You are a great people. You are generous to a fort. My family and I can attest to the generosity we’ve enjoyed from many in this land. You have inspired the struggles for justice and freedom in many parts of the world. In your love for freedom, in your respect for the rule of law, in your passion for justice, our freedom over the viciousness of apartheid was due in large measure to your wonderful support. God says to you, “I have a dream. Please help me to realize it. I dreamed that this world will become a better world, compassionate and caring, gentle and sharing, forgiving and forgiven, reconciling and reconciled. I have a dream, says God, that the lion will again lie down with the lamb, the sword will be beaten into ploughshares and spears into pruning hooks, that my children will know that they are members of one family, the human family, God’s family, my family.
But in this family, there are no outsiders. All, all are insiders. Jesus said, “I, if I be lifted up, will draw, not some, but all, all to me.” Black and white, rich and poor, gay and straight, Jew and Arab, Palestinian and Israeli, Roman Catholic and Protestant, Serb and Albanian, Hutu and Tutsie, Muslim and Christian, Buddhist, Pakistanian, Indian, ….all, all belong.
And it is a radical thing that Jesus says that we are family. We belong. Sometimes we shocked them at home when we said, the Apartheid State President and I, whether we liked it or not, were brothers. But the truth of the matter is that when Jesus says we all belong, there is a radicalness that we have not yet fathomed. That we are members of one family. So Arafat and Sharon belong together. Yes, George Bush, Bin Laden, Sadam Hussein, God says, all, all are my children. It is shocking. It is radical.
And that is why we are here as Church, as a faith community, to be the salt, the light of the world, to say the war against terrorism will not, cannot be won, unless, unless the war against poverty, against disease, against ignorance, is won. All those things that can make people desperate. That is why we are here to say, no, there isn’t such as collateral damage. It is people of flesh and blood such as those who died on September the 11th. That is why we are here as Church when we say the ethical family applies from each according to their ability, to each according to their need.
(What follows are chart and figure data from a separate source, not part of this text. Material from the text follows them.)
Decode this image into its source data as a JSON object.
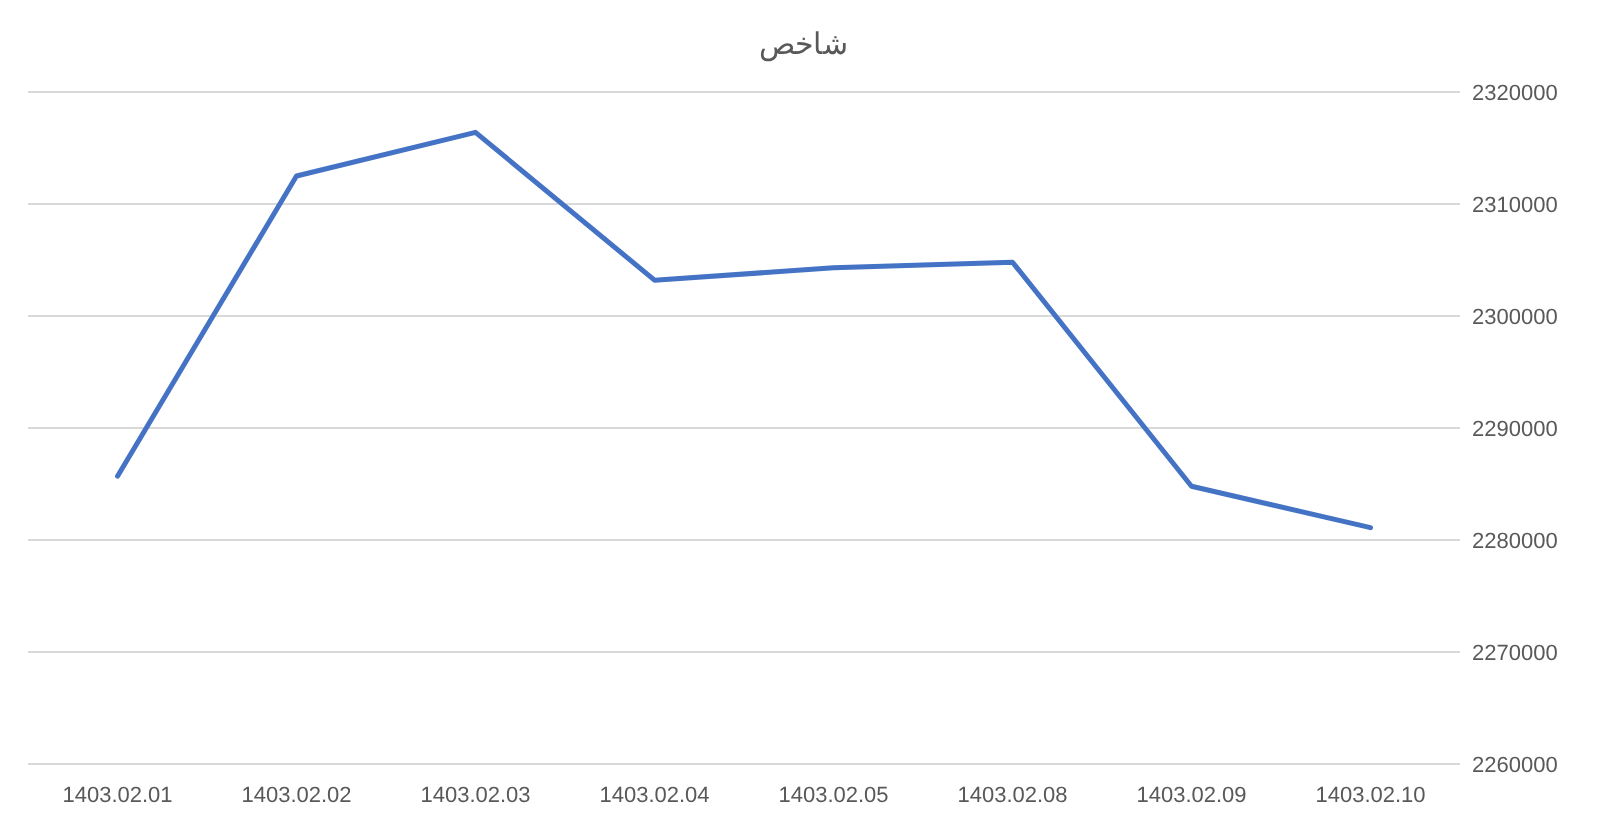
{
  "chart_data": {
    "type": "line",
    "title": "شاخص",
    "categories": [
      "1403.02.01",
      "1403.02.02",
      "1403.02.03",
      "1403.02.04",
      "1403.02.05",
      "1403.02.08",
      "1403.02.09",
      "1403.02.10"
    ],
    "series": [
      {
        "color": "#4472c4",
        "values": [
          2285700,
          2312500,
          2316400,
          2303200,
          2304300,
          2304800,
          2284800,
          2281100
        ]
      }
    ],
    "ylim": [
      2260000,
      2320000
    ],
    "yticks": [
      2260000,
      2270000,
      2280000,
      2290000,
      2300000,
      2310000,
      2320000
    ],
    "grid": "y",
    "marker": "none",
    "line_style": "solid"
  }
}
To say if we are family, we cannot go on spending huge amounts of instruments of death and destruction when a very small fraction of those budgets would ensure that our sisters and brothers—everywhere—would have clean water, would have enough to eat, would have a safe home, would have accessible health care.
We, we as the Church, as the faith community say, we belong together. We are family.
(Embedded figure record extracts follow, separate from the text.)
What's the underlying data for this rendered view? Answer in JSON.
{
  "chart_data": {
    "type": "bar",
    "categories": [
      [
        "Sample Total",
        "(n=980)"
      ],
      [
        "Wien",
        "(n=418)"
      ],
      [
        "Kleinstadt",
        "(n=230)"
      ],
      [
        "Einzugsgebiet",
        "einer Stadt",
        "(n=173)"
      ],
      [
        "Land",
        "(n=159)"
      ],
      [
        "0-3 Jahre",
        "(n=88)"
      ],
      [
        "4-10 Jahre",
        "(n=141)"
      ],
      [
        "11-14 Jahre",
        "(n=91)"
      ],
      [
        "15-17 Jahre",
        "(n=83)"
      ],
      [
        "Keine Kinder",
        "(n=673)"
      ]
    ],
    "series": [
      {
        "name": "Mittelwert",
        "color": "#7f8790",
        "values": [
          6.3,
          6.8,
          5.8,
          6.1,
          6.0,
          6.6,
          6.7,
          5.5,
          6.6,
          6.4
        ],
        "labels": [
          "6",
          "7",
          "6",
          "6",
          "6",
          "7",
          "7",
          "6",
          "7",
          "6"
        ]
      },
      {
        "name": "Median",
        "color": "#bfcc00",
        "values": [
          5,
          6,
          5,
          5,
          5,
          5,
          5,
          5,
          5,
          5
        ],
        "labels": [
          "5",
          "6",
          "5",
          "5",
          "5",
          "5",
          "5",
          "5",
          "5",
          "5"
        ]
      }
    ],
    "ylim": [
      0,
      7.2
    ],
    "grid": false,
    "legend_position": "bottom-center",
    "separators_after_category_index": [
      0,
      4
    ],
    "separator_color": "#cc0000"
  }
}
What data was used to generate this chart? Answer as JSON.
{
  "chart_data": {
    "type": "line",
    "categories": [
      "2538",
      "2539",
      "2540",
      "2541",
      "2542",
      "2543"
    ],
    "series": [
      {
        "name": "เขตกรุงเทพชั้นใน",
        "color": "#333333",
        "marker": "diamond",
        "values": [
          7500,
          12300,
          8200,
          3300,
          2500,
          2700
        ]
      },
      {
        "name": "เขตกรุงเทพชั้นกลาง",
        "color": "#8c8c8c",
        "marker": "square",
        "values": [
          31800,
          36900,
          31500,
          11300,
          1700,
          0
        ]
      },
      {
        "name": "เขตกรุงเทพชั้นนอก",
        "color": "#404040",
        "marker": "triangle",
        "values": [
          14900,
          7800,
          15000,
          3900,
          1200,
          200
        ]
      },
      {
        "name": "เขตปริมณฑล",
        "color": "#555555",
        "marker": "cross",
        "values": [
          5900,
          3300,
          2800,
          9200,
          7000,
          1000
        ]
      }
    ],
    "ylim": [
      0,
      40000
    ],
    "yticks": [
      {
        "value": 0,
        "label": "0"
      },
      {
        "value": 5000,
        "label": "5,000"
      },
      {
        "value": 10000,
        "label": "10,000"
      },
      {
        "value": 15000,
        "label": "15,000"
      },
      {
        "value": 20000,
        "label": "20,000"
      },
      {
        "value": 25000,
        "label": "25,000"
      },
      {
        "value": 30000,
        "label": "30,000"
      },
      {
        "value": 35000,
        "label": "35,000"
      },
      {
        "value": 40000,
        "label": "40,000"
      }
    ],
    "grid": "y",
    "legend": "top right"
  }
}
You remember the defiant ones, the two convicts shackled to one another escape and fall into a ditch of dirty water, and one of them almost made it to the top, but can’t because his mate is still down there, and he’s shackled to him, and he slithers down. The only way they can ever make it is up, up, up and out together. We are bound to one another. We can be human only together. We can be free only together. We can be safe only together. We can be prosperous only together. And God cries out to you wonderful people in this incredible land, God says, “Please help me; please help me realize my dream that my children will wake up one day and know that they are family. And then, and then, and then we may see the fulfillment of the vision of wherever I looked I saw a vast throng which no one could count from all races and tribes and nations and languages, standing before the throne and the Lamb; they were robed in white and had branches in their hands, and they shouted aloud, “Victory to a God who sits on a throne and to the Lamb.” All the angels who stood around the throne and around the elders and the four living creatures prostrated themselves before the throne and worshipped God saying, “Amen. Praise and glory and wisdom and thanksgiving, power and might, be to our God forever and ever, Amen.”